Grief is often described as something that comes in waves, and 2020 feels like a grief tsunami. We are still in the acute trauma of two public health emergencies (COVID and racism) that are compounded throughout the U.S. by climate-change-enhanced natural disasters.
In the past month, Washington lost Sarah Leyrer, a dedicated legal aid attorney who spent her life fighting for immigrants and workers. I only knew her casually, but even casually, you could feel her warmth and compassion. Friends describe a person who went out of her way to help and support her coworkers, friends and the communities she served. Her death was a tragic accident caused because another driver had a stroke and crashed into her parked car.

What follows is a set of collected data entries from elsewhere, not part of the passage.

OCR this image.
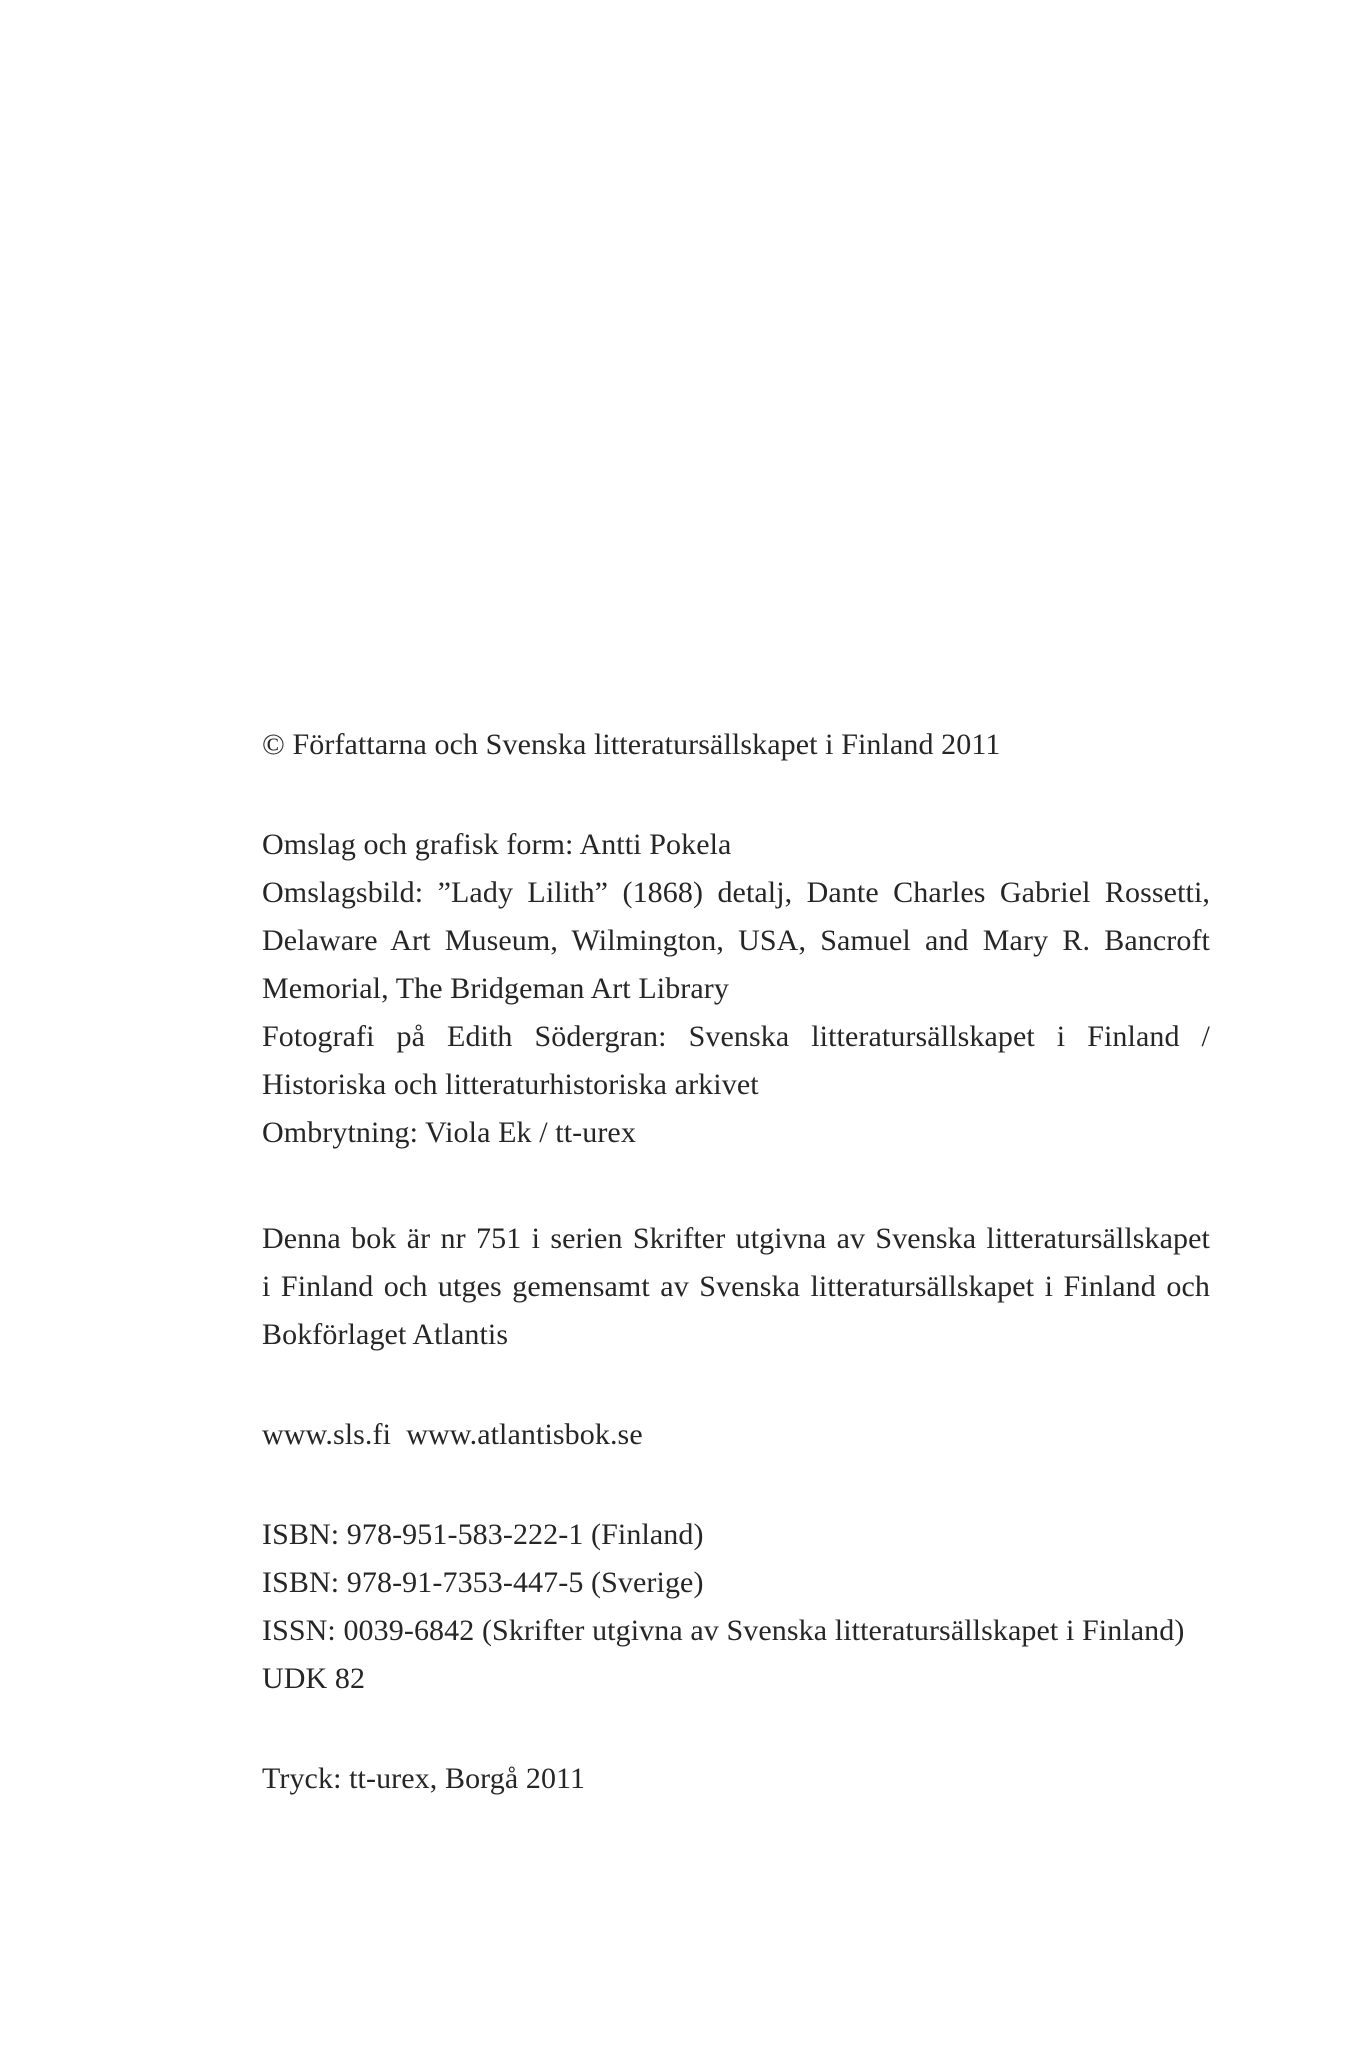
© Författarna och Svenska litteratursällskapet i Finland 2011
Omslag och grafisk form: Antti Pokela
Omslagsbild: ”Lady Lilith” (1868) detalj, Dante Charles Gabriel Rossetti,
Delaware Art Museum, Wilmington, USA, Samuel and Mary R. Bancroft
Memorial, The Bridgeman Art Library
Fotografi på Edith Södergran: Svenska litteratursällskapet i Finland /
Historiska och litteraturhistoriska arkivet
Ombrytning: Viola Ek / tt-urex
Denna bok är nr 751 i serien Skrifter utgivna av Svenska litteratursällskapet
i Finland och utges gemensamt av Svenska litteratursällskapet i Finland och
Bokförlaget Atlantis
www.sls.fi  www.atlantisbok.se
ISBN: 978-951-583-222-1 (Finland)
ISBN: 978-91-7353-447-5 (Sverige)
ISSN: 0039-6842 (Skrifter utgivna av Svenska litteratursällskapet i Finland)
UDK 82
Tryck: tt-urex, Borgå 2011
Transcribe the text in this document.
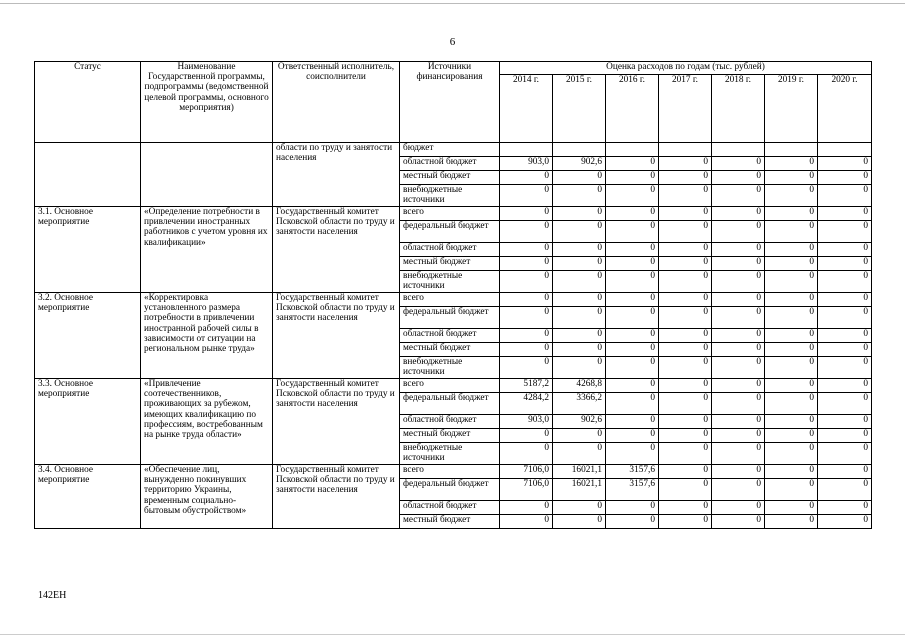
6
Статус	Наименование Государственной программы, подпрограммы (ведомственной целевой программы, основного мероприятия)	Ответственный исполнитель, соисполнители	Источники финансирования	Оценка расходов по годам (тыс. рублей)						
				2014 г.	2015 г.	2016 г.	2017 г.	2018 г.	2019 г.	2020 г.
		области по труду и занятости населения	бюджет							
			областной бюджет	903,0	902,6	0	0	0	0	0
			местный бюджет	0	0	0	0	0	0	0
			внебюджетные источники	0	0	0	0	0	0	0
3.1. Основное мероприятие	«Определение потребности в привлечении иностранных работников с учетом уровня их квалификации»	Государственный комитет Псковской области по труду и занятости населения	всего	0	0	0	0	0	0	0
			федеральный бюджет	0	0	0	0	0	0	0
			областной бюджет	0	0	0	0	0	0	0
			местный бюджет	0	0	0	0	0	0	0
			внебюджетные источники	0	0	0	0	0	0	0
3.2. Основное мероприятие	«Корректировка установленного размера потребности в привлечении иностранной рабочей силы в зависимости от ситуации на региональном рынке труда»	Государственный комитет Псковской области по труду и занятости населения	всего	0	0	0	0	0	0	0
			федеральный бюджет	0	0	0	0	0	0	0
			областной бюджет	0	0	0	0	0	0	0
			местный бюджет	0	0	0	0	0	0	0
			внебюджетные источники	0	0	0	0	0	0	0
3.3. Основное мероприятие	«Привлечение соотечественников, проживающих за рубежом, имеющих квалификацию по профессиям, востребованным на рынке труда области»	Государственный комитет Псковской области по труду и занятости населения	всего	5187,2	4268,8	0	0	0	0	0
			федеральный бюджет	4284,2	3366,2	0	0	0	0	0
			областной бюджет	903,0	902,6	0	0	0	0	0
			местный бюджет	0	0	0	0	0	0	0
			внебюджетные источники	0	0	0	0	0	0	0
3.4. Основное мероприятие	«Обеспечение лиц, вынужденно покинувших территорию Украины, временным социально-бытовым обустройством»	Государственный комитет Псковской области по труду и занятости населения	всего	7106,0	16021,1	3157,6	0	0	0	0
			федеральный бюджет	7106,0	16021,1	3157,6	0	0	0	0
			областной бюджет	0	0	0	0	0	0	0
			местный бюджет	0	0	0	0	0	0	0
142ЕН
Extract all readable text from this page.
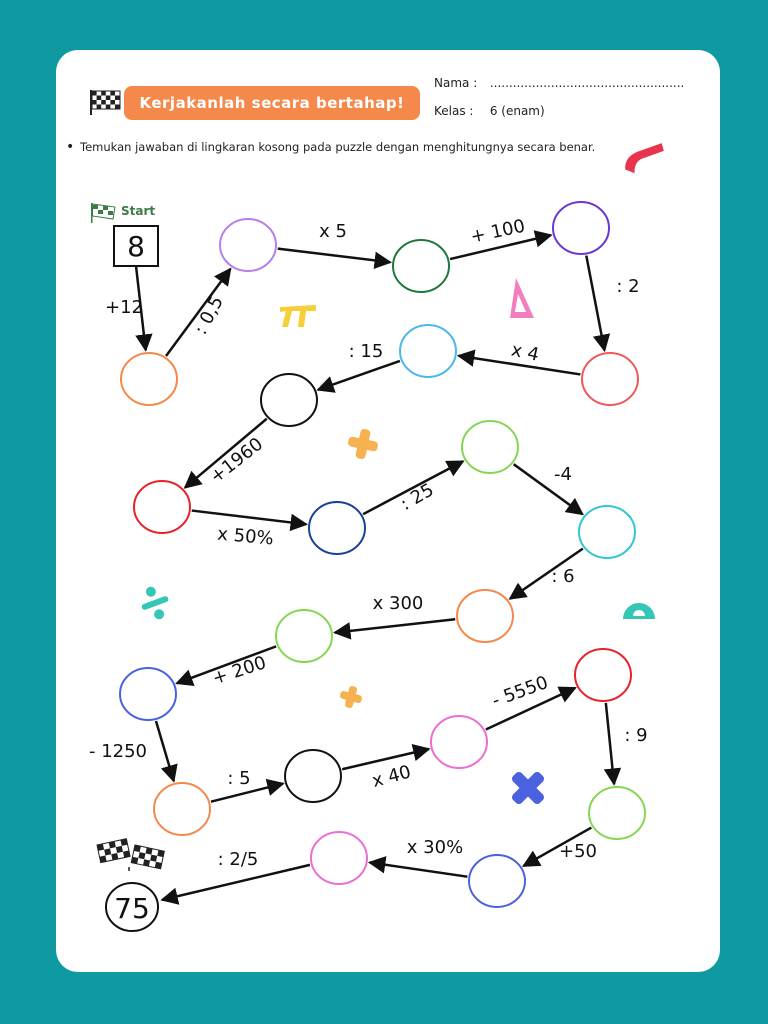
Kerjakanlah secara bertahap!
Nama : ...................................................
Kelas : 6 (enam)
• Temukan jawaban di lingkaran kosong pada puzzle dengan menghitungnya secara benar.
Start
8
75
+12	: 0,5
x 5	+ 100
: 2
x 4
: 15
+1960
x 50%
: 25
-4
: 6
x 300
+ 200
- 1250
: 5	x 40
- 5550
: 9
+50
x 30%
: 2/5
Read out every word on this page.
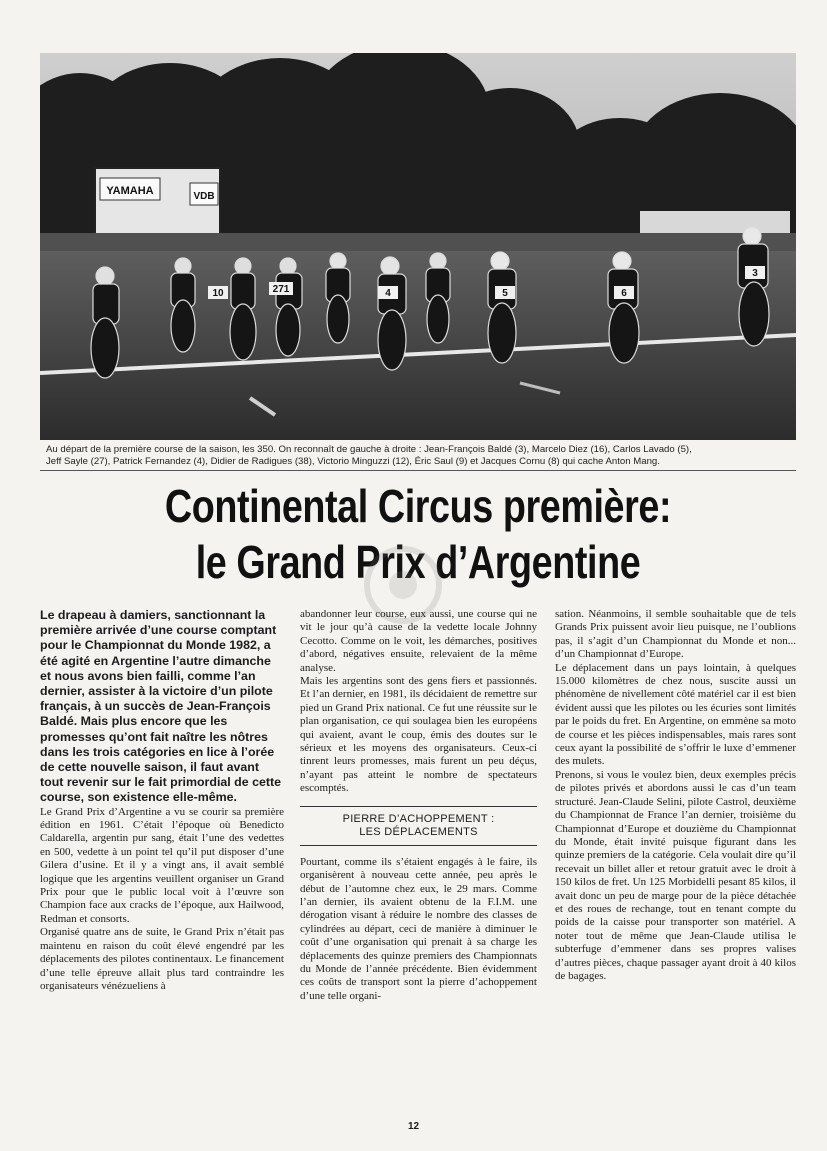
YAMAHA	VDB
10	271	4	5	6
3
Au départ de la première course de la saison, les 350. On reconnaît de gauche à droite : Jean-François Baldé (3), Marcelo Diez (16), Carlos Lavado (5),
Jeff Sayle (27), Patrick Fernandez (4), Didier de Radigues (38), Victorio Minguzzi (12), Éric Saul (9) et Jacques Cornu (8) qui cache Anton Mang.
Continental Circus première:
le Grand Prix d’Argentine

Le drapeau à damiers, sanctionnant la première arrivée d’une course comptant pour le Championnat du Monde 1982, a été agité en Argentine l’autre dimanche et nous avons bien failli, comme l’an dernier, assister à la victoire d’un pilote français, à un succès de Jean-François Baldé. Mais plus encore que les promesses qu’ont fait naître les nôtres dans les trois catégories en lice à l’orée de cette nouvelle saison, il faut avant tout revenir sur le fait primordial de cette course, son existence elle-même.

Le Grand Prix d’Argentine a vu se courir sa première édition en 1961. C’était l’époque où Benedicto Caldarella, argentin pur sang, était l’une des vedettes en 500, vedette à un point tel qu’il put disposer d’une Gilera d’usine. Et il y a vingt ans, il avait semblé logique que les argentins veuillent organiser un Grand Prix pour que le public local voit à l’œuvre son Champion face aux cracks de l’époque, aux Hailwood, Redman et consorts.

Organisé quatre ans de suite, le Grand Prix n’était pas maintenu en raison du coût élevé engendré par les déplacements des pilotes continentaux. Le financement d’une telle épreuve allait plus tard contraindre les organisateurs vénézueliens à

abandonner leur course, eux aussi, une course qui ne vit le jour qu’à cause de la vedette locale Johnny Cecotto. Comme on le voit, les démarches, positives d’abord, négatives ensuite, relevaient de la même analyse.

Mais les argentins sont des gens fiers et passionnés. Et l’an dernier, en 1981, ils décidaient de remettre sur pied un Grand Prix national. Ce fut une réussite sur le plan organisation, ce qui soulagea bien les européens qui avaient, avant le coup, émis des doutes sur le sérieux et les moyens des organisateurs. Ceux-ci tinrent leurs promesses, mais furent un peu déçus, n’ayant pas atteint le nombre de spectateurs escomptés.

PIERRE D’ACHOPPEMENT :
LES DÉPLACEMENTS

Pourtant, comme ils s’étaient engagés à le faire, ils organisèrent à nouveau cette année, peu après le début de l’automne chez eux, le 29 mars. Comme l’an dernier, ils avaient obtenu de la F.I.M. une dérogation visant à réduire le nombre des classes de cylindrées au départ, ceci de manière à diminuer le coût d’une organisation qui prenait à sa charge les déplacements des quinze premiers des Championnats du Monde de l’année précédente. Bien évidemment ces coûts de transport sont la pierre d’achoppement d’une telle organi-

sation. Néanmoins, il semble souhaitable que de tels Grands Prix puissent avoir lieu puisque, ne l’oublions pas, il s’agit d’un Championnat du Monde et non... d’un Championnat d’Europe.

Le déplacement dans un pays lointain, à quelques 15.000 kilomètres de chez nous, suscite aussi un phénomène de nivellement côté matériel car il est bien évident aussi que les pilotes ou les écuries sont limités par le poids du fret. En Argentine, on emmène sa moto de course et les pièces indispensables, mais rares sont ceux ayant la possibilité de s’offrir le luxe d’emmener des mulets.

Prenons, si vous le voulez bien, deux exemples précis de pilotes privés et abordons aussi le cas d’un team structuré. Jean-Claude Selini, pilote Castrol, deuxième du Championnat de France l’an dernier, troisième du Championnat d’Europe et douzième du Championnat du Monde, était invité puisque figurant dans les quinze premiers de la catégorie. Cela voulait dire qu’il recevait un billet aller et retour gratuit avec le droit à 150 kilos de fret. Un 125 Morbidelli pesant 85 kilos, il avait donc un peu de marge pour de la pièce détachée et des roues de rechange, tout en tenant compte du poids de la caisse pour transporter son matériel. A noter tout de même que Jean-Claude utilisa le subterfuge d’emmener dans ses propres valises d’autres pièces, chaque passager ayant droit à 40 kilos de bagages.

12
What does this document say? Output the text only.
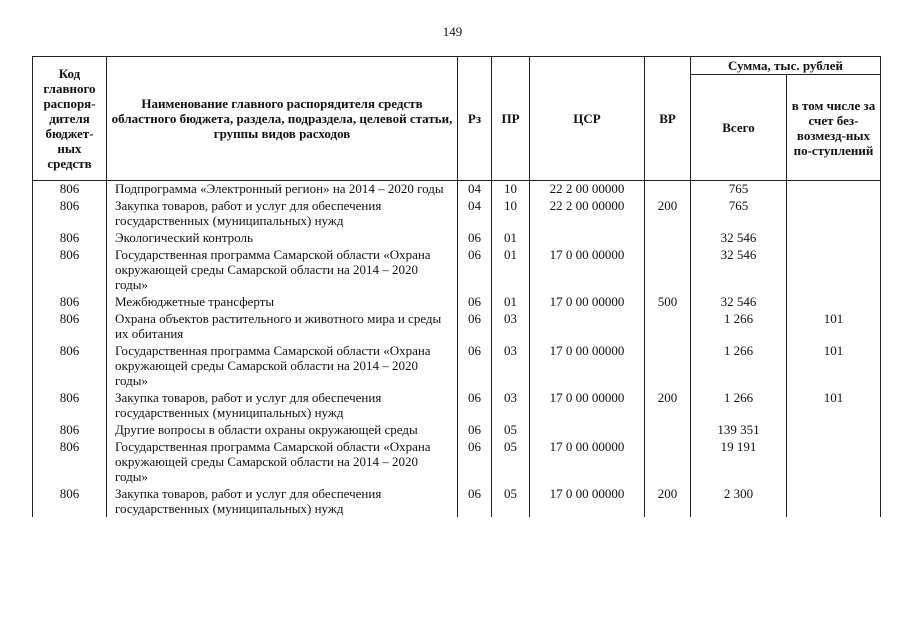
149
Код главного распоря-дителя бюджет-ных средств	Наименование главного распорядителя средств областного бюджета, раздела, подраздела, целевой статьи, группы видов расходов	Рз	ПР	ЦСР	ВР	Сумма, тыс. рублей	
						Всего	в том числе за счет без-возмезд-ных по-ступлений
806	Подпрограмма «Электронный регион» на 2014 – 2020 годы	04	10	22 2 00 00000		765	
806	Закупка товаров, работ и услуг для обеспечения государственных (муниципальных) нужд	04	10	22 2 00 00000	200	765	
806	Экологический контроль	06	01			32 546	
806	Государственная программа Самарской области «Охрана окружающей среды Самарской области на 2014 – 2020 годы»	06	01	17 0 00 00000		32 546	
806	Межбюджетные трансферты	06	01	17 0 00 00000	500	32 546	
806	Охрана объектов растительного и животного мира и среды их обитания	06	03			1 266	101
806	Государственная программа Самарской области «Охрана окружающей среды Самарской области на 2014 – 2020 годы»	06	03	17 0 00 00000		1 266	101
806	Закупка товаров, работ и услуг для обеспечения государственных (муниципальных) нужд	06	03	17 0 00 00000	200	1 266	101
806	Другие вопросы в области охраны окружающей среды	06	05			139 351	
806	Государственная программа Самарской области «Охрана окружающей среды Самарской области на 2014 – 2020 годы»	06	05	17 0 00 00000		19 191	
806	Закупка товаров, работ и услуг для обеспечения государственных (муниципальных) нужд	06	05	17 0 00 00000	200	2 300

It feels so unfair to lose someone in the prime of her life who fought so hard for others.
In the past month, Chadwick Boseman also died. The actor played the Black Panther and many other important Black men.
He died from cancer at only 43 years old. It can feel misplaced to mourn the loss of a stranger, but his death hits many of us hard.
The Black Panther represented the best in humanity — a leader who listened to the voices of the people he loved, saw the humanity in his enemy and made tangible changes to be and do better. Then there was the grace the superhero demonstrated by showing his enemy a sunset as he died.
Boseman and movies like “Black Panther” play a role in interrupting the unconscious bias of non-Black people. Far better sources than this white woman describe his importance to the Black community, from Nehemiah D. Frank, and Africans, from Ifeanyi Nsofor
It has been six months since the death of Breonna Taylor. The New York Times just released a documentary about her death and continues to do reporting as the details unfold.
The documentary reveals incompetence so profound it should result in the loss of numerous jobs and the loss of liberty for many. It also shows the love of family and friends. It connects us with their grief and heartbreak. It centers us in her humanity.
Grief feels like constant company for 2020: tragic and sudden death, cancer, police killings (at least 693 this year), the coronavirus, which has claimed almost 890,000 lives globally, and the West Coast literally on fire. It is hard to get through the stages of grief because of the magnitude.
If there is any good that can come from 2020, perhaps it is the way tragedy connects us.
Tragedy and public health emergencies lay bare the truth that individualism can never save us.
Our only hope is our interconnectedness.